Der beste Erntekranz wurde von Kristina Müller (links) gewunden. Die beste Krone hatten Gisela Trommer und Steffi Wagner gestaltet.
Foto: Franko Martin
Hoffest in Waldkirchen: Landwirtschaft zum Anfassen
Tausende Besucher konnten den schönsten Erntekranz und die schönste Erntekrone wählen
Waldkirchen. Armin Döhler vom Ministerium für Umwelt, Landwirtschaft und Geologie, der zu Besuch zum Hoffest der Marienhöher Milchproduktion gekommen war: "Das Vogtland hat am Wochenende seinen eigenen Tag der Sachsen in Waldkirchen erlebt."
Es ist ein Termin, der fest im Kalender des ehemaligen Leiters des Plauener Landwirtschaftsamtes steht. Er sagte zudem: "Das Vogtland ist wie eine Heimat für mich. Ich komme immer wieder gern hierher, schon weil ich hier so viele Leute kenne." Für Treffen hatte Döhler und all die anderen Besucher jede Menge Gelegenheit. Eine genaue Besucherzahl konnte am Sonntag Heiko Hölzel, der Geschäftsführer des Unternehmens, nicht nennen. Doch es spreche für sich, dass rund 1400 Besucher sich an der Abstimmung über den schönsten Erntekranz und die schönste Erntekrone beteiligten.
Vorjahressiegerin erneut vorn
Die Sieger des von der "Freien Presse" präsentierten Wettbewerbs gab die stellvertretende Vorsitzende des Irfersgrüner Landfrauenvereines, Cornelia Hackel, am Sonntagnachmittag bekannt: Die Überraschung beim schönsten Kranz war groß, denn der Preis ging an die Vorjahressiegerin Kristina Müller aus Hohenstein-Ernstthal. Sie war voriges Jahr schon als Einsteigerin mit ihrem farbenfrohen Gemüsekranz die Überraschungssiegerin schlechthin. Auch in diesem Jahr blieb Müller den Farben treu, verwendete aber viele getrocknete Blumen. Platz eins bei den Kronen ging an Gisela Trommer und Steffi Wagner.
Erstmals vergaben die Landfrauen auch einen Durchhaltepreis und einen Nachwuchspreis. Durchgehalten hat Monika Penzel aus Oelsnitz, die, wie Hackel berichtete, noch nie etwas gewann, aber immer mitgemacht hat.

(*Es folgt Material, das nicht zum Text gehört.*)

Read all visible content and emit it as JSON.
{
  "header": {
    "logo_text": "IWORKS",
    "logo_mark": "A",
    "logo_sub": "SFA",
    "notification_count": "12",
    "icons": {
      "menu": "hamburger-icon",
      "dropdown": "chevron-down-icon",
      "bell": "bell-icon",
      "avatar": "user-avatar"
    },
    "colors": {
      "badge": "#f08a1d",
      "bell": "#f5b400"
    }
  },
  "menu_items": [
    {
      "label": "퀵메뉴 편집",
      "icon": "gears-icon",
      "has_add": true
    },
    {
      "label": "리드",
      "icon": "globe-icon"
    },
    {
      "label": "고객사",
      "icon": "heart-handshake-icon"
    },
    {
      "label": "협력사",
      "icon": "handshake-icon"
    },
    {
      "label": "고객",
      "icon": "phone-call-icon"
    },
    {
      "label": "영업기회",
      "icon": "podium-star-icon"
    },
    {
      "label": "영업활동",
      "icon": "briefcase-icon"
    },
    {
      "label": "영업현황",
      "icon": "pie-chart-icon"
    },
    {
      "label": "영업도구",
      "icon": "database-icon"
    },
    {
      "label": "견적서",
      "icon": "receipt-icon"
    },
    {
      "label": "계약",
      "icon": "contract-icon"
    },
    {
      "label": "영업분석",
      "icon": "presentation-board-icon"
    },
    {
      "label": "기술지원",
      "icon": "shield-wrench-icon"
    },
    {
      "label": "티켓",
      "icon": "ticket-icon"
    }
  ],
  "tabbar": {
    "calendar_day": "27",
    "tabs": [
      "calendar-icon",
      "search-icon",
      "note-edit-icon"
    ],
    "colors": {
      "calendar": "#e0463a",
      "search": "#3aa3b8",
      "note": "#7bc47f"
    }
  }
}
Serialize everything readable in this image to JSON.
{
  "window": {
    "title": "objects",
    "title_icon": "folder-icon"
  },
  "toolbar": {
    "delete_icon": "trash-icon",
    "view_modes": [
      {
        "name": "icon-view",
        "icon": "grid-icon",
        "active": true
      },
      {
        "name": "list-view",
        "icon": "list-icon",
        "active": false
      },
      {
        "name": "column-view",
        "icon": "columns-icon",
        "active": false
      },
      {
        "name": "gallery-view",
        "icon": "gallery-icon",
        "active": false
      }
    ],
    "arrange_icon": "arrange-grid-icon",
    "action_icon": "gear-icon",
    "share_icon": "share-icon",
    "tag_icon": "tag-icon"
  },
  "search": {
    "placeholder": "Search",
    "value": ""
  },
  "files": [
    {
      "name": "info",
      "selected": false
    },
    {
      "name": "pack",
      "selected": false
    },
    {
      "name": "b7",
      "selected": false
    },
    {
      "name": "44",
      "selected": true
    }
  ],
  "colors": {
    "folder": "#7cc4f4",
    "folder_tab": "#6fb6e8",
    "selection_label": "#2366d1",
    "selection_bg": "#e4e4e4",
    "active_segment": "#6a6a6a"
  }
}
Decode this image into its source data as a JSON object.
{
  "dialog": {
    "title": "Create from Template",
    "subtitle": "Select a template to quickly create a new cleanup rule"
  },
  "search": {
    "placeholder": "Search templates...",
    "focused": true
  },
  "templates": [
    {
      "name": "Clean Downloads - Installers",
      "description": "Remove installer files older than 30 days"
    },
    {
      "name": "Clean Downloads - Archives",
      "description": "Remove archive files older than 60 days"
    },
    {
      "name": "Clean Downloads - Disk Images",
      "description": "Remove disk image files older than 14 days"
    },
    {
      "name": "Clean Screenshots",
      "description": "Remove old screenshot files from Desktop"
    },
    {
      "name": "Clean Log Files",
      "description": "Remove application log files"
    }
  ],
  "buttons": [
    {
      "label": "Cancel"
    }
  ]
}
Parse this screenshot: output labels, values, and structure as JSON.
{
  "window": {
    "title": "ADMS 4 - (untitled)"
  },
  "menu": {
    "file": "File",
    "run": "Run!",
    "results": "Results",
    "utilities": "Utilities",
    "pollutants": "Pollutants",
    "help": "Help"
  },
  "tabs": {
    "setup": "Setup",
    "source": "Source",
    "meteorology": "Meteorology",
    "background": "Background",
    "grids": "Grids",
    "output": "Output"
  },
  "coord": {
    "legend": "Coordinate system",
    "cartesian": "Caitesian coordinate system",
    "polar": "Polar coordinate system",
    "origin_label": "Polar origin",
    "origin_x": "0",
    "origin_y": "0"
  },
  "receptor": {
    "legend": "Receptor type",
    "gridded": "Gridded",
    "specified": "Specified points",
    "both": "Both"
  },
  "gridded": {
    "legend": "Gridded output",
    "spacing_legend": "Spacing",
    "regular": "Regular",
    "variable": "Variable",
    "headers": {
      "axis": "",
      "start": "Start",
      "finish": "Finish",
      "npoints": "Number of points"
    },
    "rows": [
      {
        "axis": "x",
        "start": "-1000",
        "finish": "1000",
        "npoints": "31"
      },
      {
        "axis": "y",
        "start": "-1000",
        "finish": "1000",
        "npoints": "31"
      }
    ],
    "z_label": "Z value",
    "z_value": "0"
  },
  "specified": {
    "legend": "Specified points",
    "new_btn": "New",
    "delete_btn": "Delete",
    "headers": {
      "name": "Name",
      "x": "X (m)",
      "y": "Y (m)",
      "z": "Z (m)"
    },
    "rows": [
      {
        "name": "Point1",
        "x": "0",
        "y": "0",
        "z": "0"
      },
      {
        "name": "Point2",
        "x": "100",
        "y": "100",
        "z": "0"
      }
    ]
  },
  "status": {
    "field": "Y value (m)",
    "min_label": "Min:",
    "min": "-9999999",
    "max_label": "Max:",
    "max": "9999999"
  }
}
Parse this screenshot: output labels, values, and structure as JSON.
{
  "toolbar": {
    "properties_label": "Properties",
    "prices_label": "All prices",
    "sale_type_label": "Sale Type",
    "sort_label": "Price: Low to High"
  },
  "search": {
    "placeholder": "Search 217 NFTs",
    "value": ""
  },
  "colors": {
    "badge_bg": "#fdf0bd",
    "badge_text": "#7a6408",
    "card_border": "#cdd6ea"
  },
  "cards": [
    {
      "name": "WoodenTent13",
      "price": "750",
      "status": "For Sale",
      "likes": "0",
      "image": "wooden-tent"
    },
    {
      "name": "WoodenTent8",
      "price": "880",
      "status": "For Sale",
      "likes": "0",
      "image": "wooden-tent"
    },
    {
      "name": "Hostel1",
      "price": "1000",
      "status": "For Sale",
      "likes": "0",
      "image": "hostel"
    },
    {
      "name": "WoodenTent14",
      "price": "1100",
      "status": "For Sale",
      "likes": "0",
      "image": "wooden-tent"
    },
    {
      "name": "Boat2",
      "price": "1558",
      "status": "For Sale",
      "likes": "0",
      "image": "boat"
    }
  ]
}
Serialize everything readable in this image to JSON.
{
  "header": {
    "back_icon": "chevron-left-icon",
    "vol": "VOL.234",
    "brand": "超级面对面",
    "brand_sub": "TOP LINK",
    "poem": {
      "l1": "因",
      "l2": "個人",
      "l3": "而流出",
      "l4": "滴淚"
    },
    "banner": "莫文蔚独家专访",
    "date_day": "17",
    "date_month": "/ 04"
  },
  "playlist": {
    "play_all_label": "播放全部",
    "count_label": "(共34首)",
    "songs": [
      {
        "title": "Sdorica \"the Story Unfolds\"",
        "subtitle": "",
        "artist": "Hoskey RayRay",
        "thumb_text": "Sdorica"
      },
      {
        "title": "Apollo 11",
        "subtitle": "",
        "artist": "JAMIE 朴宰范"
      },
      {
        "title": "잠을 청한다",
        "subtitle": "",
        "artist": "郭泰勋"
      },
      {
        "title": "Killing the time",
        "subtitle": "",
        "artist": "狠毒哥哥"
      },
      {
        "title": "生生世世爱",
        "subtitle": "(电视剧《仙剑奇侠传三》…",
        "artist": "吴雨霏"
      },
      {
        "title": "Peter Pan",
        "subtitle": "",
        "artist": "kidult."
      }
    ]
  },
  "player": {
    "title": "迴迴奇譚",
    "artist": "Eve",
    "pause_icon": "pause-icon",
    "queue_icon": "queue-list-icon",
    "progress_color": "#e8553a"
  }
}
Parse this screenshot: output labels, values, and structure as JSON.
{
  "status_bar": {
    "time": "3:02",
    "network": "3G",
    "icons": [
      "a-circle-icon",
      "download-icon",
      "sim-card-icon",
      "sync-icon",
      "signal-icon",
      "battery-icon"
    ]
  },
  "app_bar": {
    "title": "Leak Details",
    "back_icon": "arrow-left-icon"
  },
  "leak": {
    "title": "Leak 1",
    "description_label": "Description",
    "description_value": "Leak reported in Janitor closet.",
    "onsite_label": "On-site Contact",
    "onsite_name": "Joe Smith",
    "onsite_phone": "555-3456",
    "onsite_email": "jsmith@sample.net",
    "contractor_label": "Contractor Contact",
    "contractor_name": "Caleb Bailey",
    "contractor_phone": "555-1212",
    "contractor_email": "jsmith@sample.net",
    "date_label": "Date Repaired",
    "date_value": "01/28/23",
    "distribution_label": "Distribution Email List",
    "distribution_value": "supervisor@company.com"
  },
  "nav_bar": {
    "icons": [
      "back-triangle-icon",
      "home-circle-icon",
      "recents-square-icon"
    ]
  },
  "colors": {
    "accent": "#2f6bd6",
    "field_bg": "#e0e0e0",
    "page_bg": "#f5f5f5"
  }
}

Sophia Seidel (links) und Marleen Petzold aus Schönbrunn gefielen vor allem die Kälbchen, die sich streicheln ließen.
Foto: Franko Martin
Der Nachwuchspreis ging an das Team Heiko Feustel und Diana Laukner aus Irfersgrün, womit erstmals in der Geschichte der Irfersgrüner Wettbewerbe ein Mann am Binden beteiligt war. Lust an Experimentierfreudigkeit und Farbe zog sich wie ein roter Faden durch die Schau. Während vor ein paar Jahren die klassischen Materialien Getreide vorherrschten, Buchweizen und Leinen schon als gewagt galten, sind heute der Kreativität keine Grenzen gesetzt. Hagebutten finden genau so Verwendung, wie die verschiedenen Trockenblumen oder andere formen- und farbenreiche Naturmaterialien. Beim Publikum kommt dieser Farb- und Materialmix gut an, denn gerade die Kränze und Kronen mit farbigen Akzenten erhielten die meiste Zustimmung.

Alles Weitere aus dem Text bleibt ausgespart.